Bryan Adams opened for Journey on their 1983 Frontiers Tour, and during that time wrote the song "Heaven", which was heavily influenced by "Faithfully". The "Heaven" recording features Journey drummer Steve Smith.

After recording the song "Purple Rain", Prince phoned Cain and, worried it might be too similar to "Faithfully", asked him to listen to it. Cain reassured Prince by telling him that the songs only shared the same four chords.

==Charts==

=== Weekly charts ===

| Chart (1983–1984) | Peak position |
|---|---|
| Canada 50 Singles (RPM) | 36 |
| US Billboard Hot 100 | 12 |

===Year-end charts===

| Chart (1983) | Rank |
|---|---|
| US Top Pop Singles (Billboard) | 81 |

==Certifications==

| Region | Certification | Certified units/sales |
| New Zealand (RMNZ) | Gold | 15,000^{‡} |
| United States (RIAA) | 6× Platinum | 6,000,000^{‡} |
^{‡} Sales+streaming figures based on certification alone.

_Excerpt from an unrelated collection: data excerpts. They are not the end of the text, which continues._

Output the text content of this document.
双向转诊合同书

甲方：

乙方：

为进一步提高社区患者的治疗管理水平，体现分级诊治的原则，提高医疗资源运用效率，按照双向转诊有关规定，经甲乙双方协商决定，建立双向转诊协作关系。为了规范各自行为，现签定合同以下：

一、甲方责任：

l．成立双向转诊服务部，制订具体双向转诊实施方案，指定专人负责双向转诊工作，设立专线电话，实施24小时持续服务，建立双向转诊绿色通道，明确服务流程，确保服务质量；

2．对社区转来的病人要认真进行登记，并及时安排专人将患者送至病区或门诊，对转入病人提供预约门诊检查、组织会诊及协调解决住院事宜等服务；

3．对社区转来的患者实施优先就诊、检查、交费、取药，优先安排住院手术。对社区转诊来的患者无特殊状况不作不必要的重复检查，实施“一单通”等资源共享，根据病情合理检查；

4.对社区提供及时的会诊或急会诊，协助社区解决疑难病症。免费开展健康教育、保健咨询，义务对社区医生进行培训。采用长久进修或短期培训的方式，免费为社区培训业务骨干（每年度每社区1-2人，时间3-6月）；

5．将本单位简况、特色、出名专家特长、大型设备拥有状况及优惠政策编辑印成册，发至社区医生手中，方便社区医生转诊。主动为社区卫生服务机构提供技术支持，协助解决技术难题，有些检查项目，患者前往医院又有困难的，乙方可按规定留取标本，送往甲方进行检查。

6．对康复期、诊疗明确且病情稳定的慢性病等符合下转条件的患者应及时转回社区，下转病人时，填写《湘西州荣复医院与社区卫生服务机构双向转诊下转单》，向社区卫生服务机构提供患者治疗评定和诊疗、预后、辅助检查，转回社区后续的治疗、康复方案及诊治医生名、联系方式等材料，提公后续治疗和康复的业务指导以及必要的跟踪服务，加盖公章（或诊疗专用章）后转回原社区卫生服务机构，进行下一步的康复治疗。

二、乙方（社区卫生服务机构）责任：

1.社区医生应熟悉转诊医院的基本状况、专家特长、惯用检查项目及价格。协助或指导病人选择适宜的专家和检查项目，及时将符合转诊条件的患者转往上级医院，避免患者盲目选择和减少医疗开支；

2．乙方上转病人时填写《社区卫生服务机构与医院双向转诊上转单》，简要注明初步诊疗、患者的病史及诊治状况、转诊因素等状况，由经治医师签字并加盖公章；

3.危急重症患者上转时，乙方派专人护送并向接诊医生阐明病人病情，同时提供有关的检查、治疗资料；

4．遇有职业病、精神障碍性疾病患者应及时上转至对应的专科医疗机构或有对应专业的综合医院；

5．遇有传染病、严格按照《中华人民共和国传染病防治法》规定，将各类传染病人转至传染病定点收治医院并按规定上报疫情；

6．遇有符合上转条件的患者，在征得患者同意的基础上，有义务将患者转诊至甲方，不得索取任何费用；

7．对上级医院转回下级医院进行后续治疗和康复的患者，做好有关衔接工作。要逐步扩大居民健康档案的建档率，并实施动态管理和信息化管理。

==Appearances in other media==
- This song was used during a bar scene in the film Talladega Nights: The Ballad of Ricky Bobby.
- The song was used in the first season episode of Glee, "Journey to Regionals", as a featured duet between Finn Hudson (Cory Monteith) and Rachel Berry (Lea Michele) in their glee club Regionals championship setlist. It peaked at number 37 on the Billboard Hot 100 chart.
- The song is sampled in the end of Girl Talk's album Feed the Animals.
- The song appeared in the film Bucky Larson: Born to Be a Star (2011).
- The song was used in the episode "Dance Party USA" (season 2, episode 22) on ABC's The Goldbergs, where Barry, Erica, and Lainey appeared on Dance Party USA.
- It is sung in the film Here Comes the Boom (2012).

==Notable cover versions==
- In 2010, alt-country band Clem Snide covered the song for the first season of The A.V. Clubs A.V. Undercover web series.
- In November 2023, Miley Cyrus covered the song live during a private gig at Chateau Marmont.
- In May 2025, Steve Perry collaborated with Willie Nelson to re-record the song to celebrate the 40th anniversary of Farm Aid.